- Weird Worlds #1 (September 1972), art by Joe Kubert.

Publication information
- Publisher: DC Comics
- Format: Ongoing series
- Genre: Science fiction;
- Publication date: Vol. 1: September 1972 – October–November 1974 Vol. 2: March 2011 – August 2011
- No. of issues: Vol. 1: 10 Vol. 2: 6

Creative team
- Written by: List Vol. 1: Dennis O'Neil, Len Wein, Marv Wolfman Vol. 2: Aaron Lopresti, Kevin Maguire, Kevin VanHook;
- Artist: List Vol. 1: Murphy Anderson, Howard Chaykin, Dan Green, Michael Kaluta, Alan Weiss Vol. 2: Aaron Lopresti, Kevin Maguire, Jerry Ordway;
- Editor: List Vol. 1: Dennis O'Neil (#1–10) Vol. 2: Joey Cavalieri (#1–6);

= Weird Worlds (comics) =

Science fiction anthology comic series

Weird Worlds is an American comic book science fiction anthology series published by DC Comics that originally ran from 1972 to 1974 for a total of 10 issues. The title's name was partially inspired by the sales success of Weird War Tales and Weird Western Tales. A second series was published in 2011.

==Original series==
Weird Worlds published features based on writer Edgar Rice Burroughs' creations which DC had obtained the licensing rights. This included the "John Carter of Mars" feature, by scripter Marv Wolfman and artist Murphy Anderson, which moved from Tarzan #209, and the "Pellucidar" feature from Korak, Son of Tarzan #46 drawn by Alan Weiss, Michael Kaluta, and Dan Green.
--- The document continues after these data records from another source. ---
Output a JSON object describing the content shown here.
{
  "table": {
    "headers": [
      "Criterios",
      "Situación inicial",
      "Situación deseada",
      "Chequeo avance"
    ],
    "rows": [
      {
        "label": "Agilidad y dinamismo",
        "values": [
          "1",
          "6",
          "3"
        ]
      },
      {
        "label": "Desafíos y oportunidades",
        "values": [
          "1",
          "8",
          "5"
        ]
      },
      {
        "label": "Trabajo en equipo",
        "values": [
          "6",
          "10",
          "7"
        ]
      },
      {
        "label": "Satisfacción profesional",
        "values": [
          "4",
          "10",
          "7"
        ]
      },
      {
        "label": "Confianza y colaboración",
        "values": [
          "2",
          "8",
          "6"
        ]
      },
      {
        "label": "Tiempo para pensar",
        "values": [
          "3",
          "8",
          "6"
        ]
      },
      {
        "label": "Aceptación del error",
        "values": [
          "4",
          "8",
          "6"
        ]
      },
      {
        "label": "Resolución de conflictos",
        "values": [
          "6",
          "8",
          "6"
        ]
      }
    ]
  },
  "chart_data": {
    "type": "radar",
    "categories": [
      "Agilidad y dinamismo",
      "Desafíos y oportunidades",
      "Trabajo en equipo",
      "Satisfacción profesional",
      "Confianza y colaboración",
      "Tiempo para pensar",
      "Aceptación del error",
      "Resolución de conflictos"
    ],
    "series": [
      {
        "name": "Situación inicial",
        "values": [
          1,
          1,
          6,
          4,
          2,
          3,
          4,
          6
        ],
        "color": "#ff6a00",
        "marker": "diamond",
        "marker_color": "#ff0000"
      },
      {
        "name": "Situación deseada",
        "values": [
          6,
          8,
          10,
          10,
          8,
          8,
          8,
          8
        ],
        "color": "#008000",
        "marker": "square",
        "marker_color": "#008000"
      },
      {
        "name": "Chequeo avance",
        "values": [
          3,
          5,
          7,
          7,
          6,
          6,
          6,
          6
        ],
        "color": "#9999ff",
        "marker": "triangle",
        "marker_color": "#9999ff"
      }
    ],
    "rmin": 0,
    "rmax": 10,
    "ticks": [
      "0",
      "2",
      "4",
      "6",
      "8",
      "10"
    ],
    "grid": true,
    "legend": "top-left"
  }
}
These features ran until issue #7 (October 1973) until it became economically infeasible for DC to continue publishing so many adaptations of Burroughs' work. "John Carter" would re-appear in Tarzan Family #62–64 and "Pellucidar" in Tarzan Family #66.

A new feature began in issue #8, Dennis O'Neil and Howard Chaykin's Ironwolf, which ran through issue #10. The release of the last issue of Weird Worlds was delayed for several months due to a nationwide paper shortage, and was the reason given in issue 10 for its cancellation. The Weird Worlds stories were reprinted in an Ironwolf one-shot in March 1987.

==Second series==
The title was relaunched in March 2011 and ran for six issues. It featured Lobo and two new characters: Aaron Lopresti's Garbage Man and Kevin Maguire's Tanga.

In September 2011, The New 52 rebooted DC's continuity. In this new timeline, the characters appeared in the title My Greatest Adventure.